Nowhere is this more graphically and hilariously illustrated than when Mussert falls in love with the biology teacher at his school, the same woman he later spent a week with in Lisbon. Maria Zeinstra was showing a film about the sexton beetle and the way it used a dead rat ('it wasn't a big rat, but it was tremendously dead') to feed its young. 'I had never seen a beetle vomit before. I was sitting in the classroom with the woman I loved and I watched, as the science fiction head of a beetle, magnified a hundred times, vomited green bile over a pellet of carrion that had resembled a dead rat less than an hour ago.'
The second half of the novel (the second second, as it were) describes possibly the very last moment before death, when the brain continues to function after the blood supply from the heart has failed. Nooteboom imagines Mussert travelling across the Atlantic with other dead souls, and, in the very last page of the story, offers the intriguing possibility that it is at this very moment that whatever is left of Mussert can achieve a realisation that totally alters the meaning of his life. So the possibility of metamorphosis is open to us even to the last split second of our functioning. 'This perhaps is the nearest we can get to immortality', Nooteboom comments.

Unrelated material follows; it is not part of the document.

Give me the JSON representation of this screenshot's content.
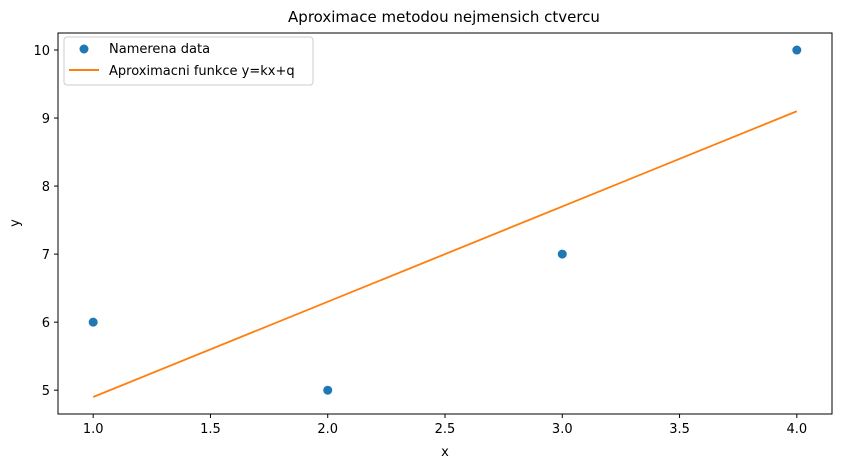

It is pretty serious stuff. 'Oh yes,' the author agrees. 'It's a story about life and death, love and eternity,' he laughs 'but I hope I have treated the ideas lightly. People have been thinking about them seriously for centuries, and have not got very far. But I want to treat earnest subjects lightheartedly, to play a game of chess with myself.'
Happily the novel is saved from onanism, or what Nooteboom calls 'metaphysical pretentiousness' by the verve and sparkle of its ideas. These seem random, but are linked to considerations not only of change but also of how the imagination works, and a fascination with how body and mind inhabit one another: how, for example, the brain can create images and memories.
At one point, Nooteboom has Mussert reflect: 'to me Mnemosyne was infinitely more real than the notion that all my memories, including those which I would eventually have of her, were potted up in a piggy-bank made of a grey, beige or cream-coloured, lobed and altogether rather slimy substance'.
In the end, it becomes clear from The Following Story (and from Nooteboom's work as a whole) that similar qualities are what makes for a good novelist: observation, intelligence, openness to experience and compassion as a result of it, a control over language and form to engage and entertain the reader. The novel may, as is often claimed, be dead, but as Mussert discovers, an awful lot can still happen in two seconds of afterlife.